The new proposal sets the overall target of a renewable share in the EU’s energy consumption at 27 percent by 2030 and includes the sectors electricity, heating and cooling as well as transport. Several of the new provisions, such as a cap of fuels produced from food or feed crops to a maximum of 3.8 percent; and the ambitious goals for advanced biofuels has been widely commented on and discussed by a multitude of stakeholders not least within the energy and biofuels sectors.
However, nova-Institute, a private independent research, and consultancy focused on the biobased and carbon dioxide (CO₂) based economy, has examined the proposals from a bio-based materials perspective. In a statement, the Institute notes that while the proposal “opens doors” for CO2-based fuels, the “non-level playing field” for the bio-based material sector continues and threatens access to tall oil, animal fats and glycerol by the chemical industry as well as access to pulpwood by the forest industry.
– At nova-Institute, we are always concerned with the question of how the revisions in energy policy will impact the bio-based material sector. We have therefore analysed the new Commission RED II proposal with a view on the bio-based materials, said Michael Carus, Managing Director, nova-Institut GmbH in a statement adding that the most important findings have recently been detailed in a paper.
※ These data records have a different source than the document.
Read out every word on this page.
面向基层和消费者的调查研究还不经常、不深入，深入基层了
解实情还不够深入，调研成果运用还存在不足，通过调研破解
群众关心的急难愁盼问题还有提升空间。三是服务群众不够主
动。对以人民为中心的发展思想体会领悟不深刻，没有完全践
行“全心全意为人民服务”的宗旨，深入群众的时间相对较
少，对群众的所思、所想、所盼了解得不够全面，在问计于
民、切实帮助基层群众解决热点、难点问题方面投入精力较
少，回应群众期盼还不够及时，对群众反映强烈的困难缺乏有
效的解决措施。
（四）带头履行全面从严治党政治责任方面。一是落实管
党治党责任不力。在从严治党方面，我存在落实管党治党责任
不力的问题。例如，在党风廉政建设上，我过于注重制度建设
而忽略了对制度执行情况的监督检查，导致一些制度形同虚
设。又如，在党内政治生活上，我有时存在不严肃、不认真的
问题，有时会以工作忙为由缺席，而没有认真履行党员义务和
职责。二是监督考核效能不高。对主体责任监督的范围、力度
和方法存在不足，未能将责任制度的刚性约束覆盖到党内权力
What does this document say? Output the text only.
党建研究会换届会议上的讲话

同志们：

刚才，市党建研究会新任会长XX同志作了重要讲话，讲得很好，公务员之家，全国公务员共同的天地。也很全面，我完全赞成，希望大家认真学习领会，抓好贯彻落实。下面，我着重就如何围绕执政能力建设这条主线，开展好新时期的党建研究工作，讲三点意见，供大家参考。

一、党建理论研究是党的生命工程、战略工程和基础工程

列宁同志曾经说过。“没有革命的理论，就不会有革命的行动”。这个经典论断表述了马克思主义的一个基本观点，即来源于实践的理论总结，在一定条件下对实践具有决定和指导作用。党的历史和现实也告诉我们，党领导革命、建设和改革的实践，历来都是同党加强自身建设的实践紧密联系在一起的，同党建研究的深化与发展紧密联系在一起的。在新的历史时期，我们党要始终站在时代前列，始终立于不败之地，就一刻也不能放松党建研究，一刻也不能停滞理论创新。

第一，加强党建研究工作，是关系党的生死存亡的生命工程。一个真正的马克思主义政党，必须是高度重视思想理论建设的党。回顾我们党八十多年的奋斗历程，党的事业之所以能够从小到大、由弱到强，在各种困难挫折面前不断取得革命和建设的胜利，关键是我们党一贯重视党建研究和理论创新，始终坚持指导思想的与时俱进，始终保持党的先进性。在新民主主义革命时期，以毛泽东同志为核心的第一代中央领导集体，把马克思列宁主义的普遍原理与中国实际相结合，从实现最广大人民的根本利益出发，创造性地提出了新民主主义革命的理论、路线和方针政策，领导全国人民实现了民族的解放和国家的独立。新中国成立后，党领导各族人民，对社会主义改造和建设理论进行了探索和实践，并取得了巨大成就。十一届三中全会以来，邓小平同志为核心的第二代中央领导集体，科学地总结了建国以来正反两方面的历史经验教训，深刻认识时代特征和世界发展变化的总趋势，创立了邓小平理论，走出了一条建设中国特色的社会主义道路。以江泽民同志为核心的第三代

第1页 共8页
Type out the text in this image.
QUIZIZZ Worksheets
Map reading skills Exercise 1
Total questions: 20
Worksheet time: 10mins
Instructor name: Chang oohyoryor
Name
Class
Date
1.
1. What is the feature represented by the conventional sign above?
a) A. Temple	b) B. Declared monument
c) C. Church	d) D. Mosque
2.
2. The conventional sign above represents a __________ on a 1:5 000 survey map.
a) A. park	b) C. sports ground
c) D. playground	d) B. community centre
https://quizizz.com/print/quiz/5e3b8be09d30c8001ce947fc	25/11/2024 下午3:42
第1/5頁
As Carus points out, the entire proposal can be seen as an attempt to assemble a wide range of support mechanisms for a multitude of energy forms under one legislative roof. The first-ever comprehensive inclusion of carbon dioxide (CO2) based fuels means that the available support will be spread between more forms of energy supply than before, which are less dependent on biomass.
– From a bio-based materials point of view, this gives some hope for improved access to biomass and a fairer competition. We have evaluated the proposal’s coverage of CO2-based fuels, as we are convinced of their huge potential. The latter will have strong impacts on bio-based fuels and energy and, indirectly, also on the material sector, said Carus.
However, he said that there is still “a long way to go” towards a completely level playing field and the optimal use of resources in Europe.
– Especially for feedstocks that are accepted for “advanced biofuels”, the situation has potentially worsened, Carus warned.